Semprotan kaca vulkanik menjanjikan dalam mengendalikan nyamuk – ScienceDaily

Semprotan kaca vulkanik menjanjikan dalam mengendalikan nyamuk – ScienceDaily


Semprotan residu dalam ruangan yang dibuat dengan menggabungkan jenis kaca vulkanik dengan air menunjukkan pengendalian yang efektif terhadap nyamuk pembawa malaria, menurut sebuah studi baru. Penemuan ini dapat bermanfaat dalam mengurangi populasi nyamuk pembawa penyakit – dan risiko malaria – di Afrika.

Malaria, penyakit menular yang ditularkan oleh nyamuk, setiap tahun membunuh sekitar 400.000 orang di Afrika. Penggunaan kelambu berinsektisida dan sisa semprotan dalam ruangan adalah metode yang paling umum dan efektif untuk mengurangi populasi nyamuk di Afrika. Tetapi nyamuk semakin resisten terhadap insektisida yang biasa digunakan seperti piretroid, sehingga kebutuhan akan bahan kimia alternatif yang aman untuk digunakan dalam pengendalian nyamuk menjadi penting.

Bahan kaca vulkanik yang digunakan dalam intervensi baru ini adalah perlite, mineral industri yang paling sering digunakan dalam bahan bangunan dan di taman sebagai aditif tanah. Insektisida teruji yang terbuat dari perlite, yang disebut Imergard WP, ​​dapat diterapkan pada dinding dan langit-langit interior – dan bahkan mungkin di dalam atap – sebagai semprotan sisa dalam ruangan. Semprotan tidak mengandung bahan kimia tambahan, tidak beracun bagi mamalia dan hemat biaya. Hasil awal menunjukkan bahwa nyamuk tampaknya tidak memiliki ketahanan terhadap semprotan perlit.

Dalam studi tersebut, ahli entomologi North Carolina State University bekerja dengan Innovative Vector Control Consortium (IVCC) yang berbasis di Liverpool School of Tropical Medicine dan Imerys Filtration Minerals Inc. untuk menguji Imergard WP. Para peneliti menggunakan semprotan tersebut di gubuk percobaan di Republik Benin (Afrika Barat) untuk menguji efek semprotan tersebut pada strain nyamuk Anopheles gambiae yang liar dan lebih rentan, vektor malaria utama di sub-Sahara Afrika.

Peneliti menggunakan empat tes berbeda untuk memverifikasi kemanjuran Imergard WP. Pondok studi kontrol tidak memiliki semprotan pencegah nyamuk.

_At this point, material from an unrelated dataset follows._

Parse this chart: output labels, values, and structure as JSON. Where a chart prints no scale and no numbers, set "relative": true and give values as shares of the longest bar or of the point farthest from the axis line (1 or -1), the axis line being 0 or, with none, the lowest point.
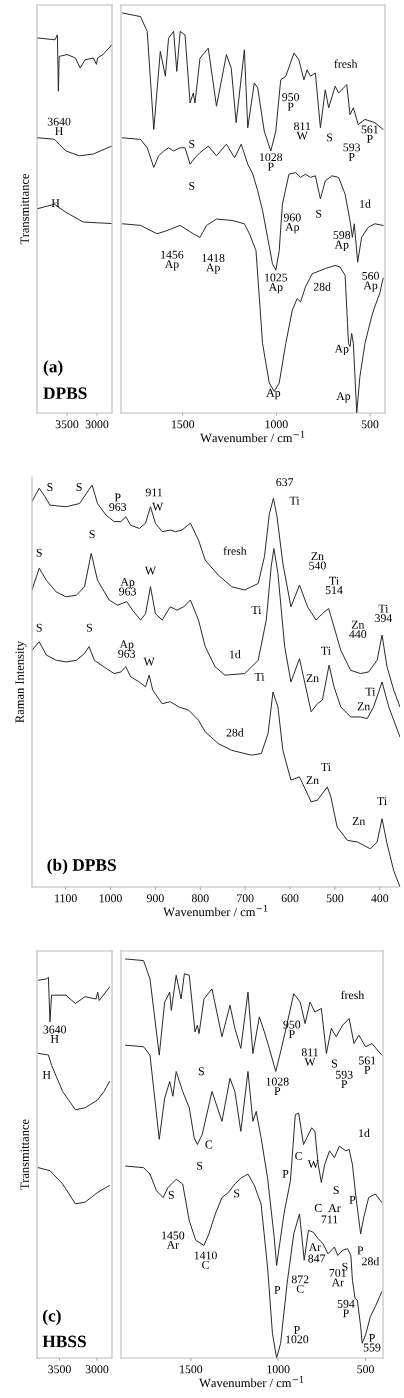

Pada dinding gubuk kelompok kedua dilapisi dengan piretroid umum. Dinding pondok disemprot dengan Imergard WP pada kelompok ketiga, sedangkan pada kelompok keempat dinding pondok disemprot dengan campuran Imergard WP dan piretroid biasa.

Gubuk berdinding yang dirawat dengan Imergard WP, ​​dengan dan tanpa piretroid, menunjukkan angka kematian nyamuk terbesar. Hasil penelitian menunjukkan tingkat kematian nyamuk yang hinggap di dinding yang diobati dengan Imergard WP lebih besar dari 80% hingga lima bulan setelah perawatan, dan 78% pada enam bulan. Perawatan tersebut efektif melawan nyamuk rentan dan nyamuk tipe liar.

“Partikel perlit yang ditransfer secara statis pada dasarnya mengeringkan nyamuk,” kata Mike Roe, Profesor Entomologi William Neal Reynolds di NC State dan penulis makalah yang sesuai. “Banyak yang mati dalam beberapa jam setelah kontak dengan permukaan yang dirawat. Nyamuk tidak diusir dari permukaan yang dirawat karena tidak ada mekanisme penciuman untuk mencium bau batu.”

Gubuk yang hanya disemprot dengan pestisida biasa memiliki tingkat kematian nyamuk sekitar 40 hingga 45% selama lima bulan, dengan angka tersebut turun menjadi 25% di bulan keenam penelitian.

“Pengolahan perlit sebagai insektisida adalah hal baru,” kata David Stewart, manajer pengembangan komersial untuk Imerys, perusahaan yang menciptakan Imergard WP, ​​dan penulis pendamping makalah tersebut. “Bahan ini bukanlah peluru perak tetapi alat baru yang dapat dianggap sebagai bagian dari program manajemen vektor serangga.”

Sumber Cerita:

Materi disediakan oleh Universitas Negeri Carolina Utara. Catatan: Konten dapat diedit untuk gaya dan panjangnya.